Navigant and Public Utilities Fortnightly (PUF) have released “State & Future of the Power Industry,” a special report exploring the current status and the future of the electric utility industry. The report signals change is coming, and while 90% of utility stakeholders say that distributed energy resources (DER) will force a shift in utility business models, they are split (50-50) on the timing of this shift.

The report presents findings from a PUF reader survey of 366 utility industry insiders on the future of electricity, summarizes “off-the-record” conversations with utility leaders about electricity’s future, and includes perspectives from Navigant’s Global Energy segment on where they see the industry shifting and evolving.

“Although DER is already growing faster than central station generation this year in North America, this trend varies by region as the policy approach, regulation, market dynamics and structure differ,” explains Jan Vrins, leader of Navigant’s Global Energy segment.

“North American utilities are at various stages of integrating distributed generation, demand response, energy efficiency, electric vehicles and energy storage. Many are unprepared for the dynamic impact these resources will have on integrated resource planning and current grid operations,” continues Vrins.

Although more than half of survey respondents believe the role of regulated utilities would not undergo significant change in providing services to customers within the decade, most recognize that advances in technology and changing customer demands present new opportunities and challenges.
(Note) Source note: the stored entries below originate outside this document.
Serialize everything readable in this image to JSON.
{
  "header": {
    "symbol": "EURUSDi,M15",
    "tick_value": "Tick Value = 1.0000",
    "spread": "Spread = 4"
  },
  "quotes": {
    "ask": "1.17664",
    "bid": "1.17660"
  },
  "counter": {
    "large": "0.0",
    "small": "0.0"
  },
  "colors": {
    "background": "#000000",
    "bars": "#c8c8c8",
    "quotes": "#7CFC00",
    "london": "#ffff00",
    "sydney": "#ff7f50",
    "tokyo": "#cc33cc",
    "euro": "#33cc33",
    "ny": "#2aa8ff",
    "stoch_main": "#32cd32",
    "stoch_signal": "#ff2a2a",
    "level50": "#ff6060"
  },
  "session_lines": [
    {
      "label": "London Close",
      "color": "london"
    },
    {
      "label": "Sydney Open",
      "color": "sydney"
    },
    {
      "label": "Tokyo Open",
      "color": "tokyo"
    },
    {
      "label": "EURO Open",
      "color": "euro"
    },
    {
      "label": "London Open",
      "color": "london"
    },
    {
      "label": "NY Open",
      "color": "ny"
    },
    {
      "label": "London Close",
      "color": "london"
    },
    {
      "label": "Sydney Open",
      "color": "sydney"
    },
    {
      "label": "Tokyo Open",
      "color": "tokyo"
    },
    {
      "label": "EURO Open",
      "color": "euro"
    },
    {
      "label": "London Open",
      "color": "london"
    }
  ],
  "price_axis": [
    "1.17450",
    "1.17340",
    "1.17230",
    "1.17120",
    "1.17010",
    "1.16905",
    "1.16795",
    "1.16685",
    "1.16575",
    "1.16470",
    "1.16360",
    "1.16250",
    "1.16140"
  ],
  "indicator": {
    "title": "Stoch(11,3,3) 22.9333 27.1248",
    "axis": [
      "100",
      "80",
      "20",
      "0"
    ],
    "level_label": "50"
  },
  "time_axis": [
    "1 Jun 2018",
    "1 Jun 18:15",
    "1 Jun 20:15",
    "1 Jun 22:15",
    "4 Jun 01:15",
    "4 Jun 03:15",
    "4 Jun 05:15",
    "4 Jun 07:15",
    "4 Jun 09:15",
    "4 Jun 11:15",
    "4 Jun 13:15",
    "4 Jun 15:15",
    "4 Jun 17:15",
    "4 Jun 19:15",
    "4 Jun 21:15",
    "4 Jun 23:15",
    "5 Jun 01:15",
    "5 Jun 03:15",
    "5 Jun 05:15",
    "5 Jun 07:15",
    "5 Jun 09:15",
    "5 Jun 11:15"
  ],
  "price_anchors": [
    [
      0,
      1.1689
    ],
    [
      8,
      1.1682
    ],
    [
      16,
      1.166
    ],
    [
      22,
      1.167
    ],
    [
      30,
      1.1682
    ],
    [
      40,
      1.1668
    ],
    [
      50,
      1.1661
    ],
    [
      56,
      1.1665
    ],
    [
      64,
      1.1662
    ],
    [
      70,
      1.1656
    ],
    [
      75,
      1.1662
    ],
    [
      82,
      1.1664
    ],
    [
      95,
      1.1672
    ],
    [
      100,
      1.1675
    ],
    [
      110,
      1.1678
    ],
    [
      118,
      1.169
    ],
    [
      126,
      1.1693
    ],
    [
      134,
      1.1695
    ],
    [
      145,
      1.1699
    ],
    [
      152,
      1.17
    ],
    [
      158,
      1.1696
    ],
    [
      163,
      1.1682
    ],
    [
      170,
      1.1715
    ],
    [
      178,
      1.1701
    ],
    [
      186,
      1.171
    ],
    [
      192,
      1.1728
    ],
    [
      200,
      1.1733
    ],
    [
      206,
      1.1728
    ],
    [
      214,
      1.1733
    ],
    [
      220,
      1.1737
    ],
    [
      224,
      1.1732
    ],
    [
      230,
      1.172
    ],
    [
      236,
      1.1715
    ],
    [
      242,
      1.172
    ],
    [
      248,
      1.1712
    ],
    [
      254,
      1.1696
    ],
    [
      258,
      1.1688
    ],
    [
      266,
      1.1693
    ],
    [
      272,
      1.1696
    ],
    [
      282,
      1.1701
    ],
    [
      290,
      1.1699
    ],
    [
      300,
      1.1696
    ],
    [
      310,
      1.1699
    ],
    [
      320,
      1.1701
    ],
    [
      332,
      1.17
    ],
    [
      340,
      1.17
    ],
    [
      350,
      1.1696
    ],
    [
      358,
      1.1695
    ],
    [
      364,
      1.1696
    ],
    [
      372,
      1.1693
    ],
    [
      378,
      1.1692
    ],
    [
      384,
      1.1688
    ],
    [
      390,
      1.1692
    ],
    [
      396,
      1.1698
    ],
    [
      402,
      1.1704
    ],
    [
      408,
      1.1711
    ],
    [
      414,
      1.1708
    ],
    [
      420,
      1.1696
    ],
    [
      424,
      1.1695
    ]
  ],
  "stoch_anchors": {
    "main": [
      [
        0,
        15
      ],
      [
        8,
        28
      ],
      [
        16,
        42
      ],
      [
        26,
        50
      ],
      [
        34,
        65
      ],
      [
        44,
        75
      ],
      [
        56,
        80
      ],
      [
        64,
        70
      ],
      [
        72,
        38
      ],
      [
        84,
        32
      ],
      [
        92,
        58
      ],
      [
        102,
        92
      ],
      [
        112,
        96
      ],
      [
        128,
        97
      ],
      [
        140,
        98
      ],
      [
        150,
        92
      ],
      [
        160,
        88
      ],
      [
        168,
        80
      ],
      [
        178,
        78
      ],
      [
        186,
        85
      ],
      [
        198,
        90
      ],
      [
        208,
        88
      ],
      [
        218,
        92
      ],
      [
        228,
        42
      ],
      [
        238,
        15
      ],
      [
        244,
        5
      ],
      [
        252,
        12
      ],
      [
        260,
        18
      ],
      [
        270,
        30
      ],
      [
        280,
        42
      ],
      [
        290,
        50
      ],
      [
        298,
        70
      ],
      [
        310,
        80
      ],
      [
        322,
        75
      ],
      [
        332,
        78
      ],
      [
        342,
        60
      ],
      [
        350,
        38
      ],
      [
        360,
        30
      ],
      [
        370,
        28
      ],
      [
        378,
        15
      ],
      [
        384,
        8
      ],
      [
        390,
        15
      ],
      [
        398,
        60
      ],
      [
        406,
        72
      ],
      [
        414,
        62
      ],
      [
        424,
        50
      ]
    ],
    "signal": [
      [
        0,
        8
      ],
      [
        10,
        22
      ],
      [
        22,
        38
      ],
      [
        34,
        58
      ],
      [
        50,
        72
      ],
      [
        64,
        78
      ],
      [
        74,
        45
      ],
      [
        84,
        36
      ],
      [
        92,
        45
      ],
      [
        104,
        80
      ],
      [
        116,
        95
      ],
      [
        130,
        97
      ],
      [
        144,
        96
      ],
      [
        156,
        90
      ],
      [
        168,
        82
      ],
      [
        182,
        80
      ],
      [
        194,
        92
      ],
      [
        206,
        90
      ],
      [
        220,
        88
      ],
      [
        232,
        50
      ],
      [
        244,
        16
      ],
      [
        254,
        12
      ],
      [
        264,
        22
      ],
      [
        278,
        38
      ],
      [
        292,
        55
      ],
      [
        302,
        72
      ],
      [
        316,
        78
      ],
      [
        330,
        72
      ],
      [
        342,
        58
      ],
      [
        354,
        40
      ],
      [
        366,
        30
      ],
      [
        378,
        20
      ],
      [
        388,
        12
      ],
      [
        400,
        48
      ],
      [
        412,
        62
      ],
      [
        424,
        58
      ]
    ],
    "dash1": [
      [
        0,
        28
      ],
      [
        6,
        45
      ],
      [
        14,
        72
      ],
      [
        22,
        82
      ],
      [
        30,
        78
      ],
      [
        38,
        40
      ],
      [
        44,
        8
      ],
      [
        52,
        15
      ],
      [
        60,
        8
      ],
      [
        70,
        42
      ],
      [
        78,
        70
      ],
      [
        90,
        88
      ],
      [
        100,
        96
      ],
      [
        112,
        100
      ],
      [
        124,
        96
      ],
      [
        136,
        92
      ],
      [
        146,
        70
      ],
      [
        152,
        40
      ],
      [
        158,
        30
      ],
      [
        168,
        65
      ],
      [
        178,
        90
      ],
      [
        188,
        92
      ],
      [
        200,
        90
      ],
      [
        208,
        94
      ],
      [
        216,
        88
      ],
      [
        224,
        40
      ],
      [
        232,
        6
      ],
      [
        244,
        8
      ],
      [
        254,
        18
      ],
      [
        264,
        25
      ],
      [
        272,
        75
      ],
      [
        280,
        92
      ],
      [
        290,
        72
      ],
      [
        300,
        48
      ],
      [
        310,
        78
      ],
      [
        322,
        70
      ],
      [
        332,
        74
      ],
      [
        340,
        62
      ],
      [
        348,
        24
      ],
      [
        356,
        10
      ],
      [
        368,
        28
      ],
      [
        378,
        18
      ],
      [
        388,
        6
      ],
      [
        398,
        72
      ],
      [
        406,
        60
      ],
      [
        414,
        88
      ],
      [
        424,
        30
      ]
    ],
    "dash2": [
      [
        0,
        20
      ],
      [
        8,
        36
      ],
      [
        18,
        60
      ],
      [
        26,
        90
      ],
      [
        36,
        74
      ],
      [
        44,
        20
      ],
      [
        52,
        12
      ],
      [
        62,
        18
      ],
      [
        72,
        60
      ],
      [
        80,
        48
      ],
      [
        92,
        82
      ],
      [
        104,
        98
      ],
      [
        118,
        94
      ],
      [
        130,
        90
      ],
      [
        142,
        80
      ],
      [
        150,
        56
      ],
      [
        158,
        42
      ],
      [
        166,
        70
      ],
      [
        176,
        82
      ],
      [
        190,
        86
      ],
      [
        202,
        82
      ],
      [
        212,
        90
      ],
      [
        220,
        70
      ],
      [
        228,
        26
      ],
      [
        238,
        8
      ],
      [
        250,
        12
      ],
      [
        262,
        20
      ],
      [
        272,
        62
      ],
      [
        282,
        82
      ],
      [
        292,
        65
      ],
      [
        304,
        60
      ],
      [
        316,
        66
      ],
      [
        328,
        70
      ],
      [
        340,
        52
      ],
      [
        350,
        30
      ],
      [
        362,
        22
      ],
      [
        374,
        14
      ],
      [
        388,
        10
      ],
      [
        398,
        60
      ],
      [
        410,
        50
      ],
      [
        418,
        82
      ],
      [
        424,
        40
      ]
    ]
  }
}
These findings suggest a more conservative approach by utilities, with 70% of respondents indicating that a utility’s ability to provide reliable power is still the most important role, significantly ahead of affordable and green power.

Additional key findings from the survey include the following:

– Solar PV (70%), energy efficiency (42%), demand response (40%) and energy storage (39%) were named as the most prevalent DER solutions in terms of capacity by 2025.

–  More than 90% of survey respondents believe that the growth of DER will force a major shift in utility business models.

– Almost 50% of industry respondents pointed to a supportive regulatory environment as the most important tipping point for moving aggressively into owning and operating DER.

– Almost 50% of the survey participants believe that by 2025 there will be five or more states to adopt a distribution-level system operator model.

– Over 80% of the respondents believe that residential and commercial customers’ demand for choice and control will change moderately (50%) or substantially (33%).

– Emerging customer-engagement channels that respondents believe will be most widely used to deliver value to customers are apps (55%), behavioral and analytical demand-side management (38%) and integrated energy services platforms (37%).

– Survey findings point to an increasing threat of cyberattacks, as a result of increased connectivity on both sides of the meter: 55% of the respondents expect there will be one or two serious electric service disruptions in the coming years, and 30% expect there will be several serious service disruptions in the coming years.

“While utility stakeholders voice widespread consensus that the industry is facing profound change and advances in technology and changing customer demands present new opportunities and challenges, the lack of urgency to change the services offered to customers that surfaced in this report is concerning,” says Vrins. “Providing reliable, safe, and affordable power are table stakes, and utilities must evolve their business models to include sustainable, intelligent, and distributed elements of the energy cloud in order to serve their customers and protect shareholder value.”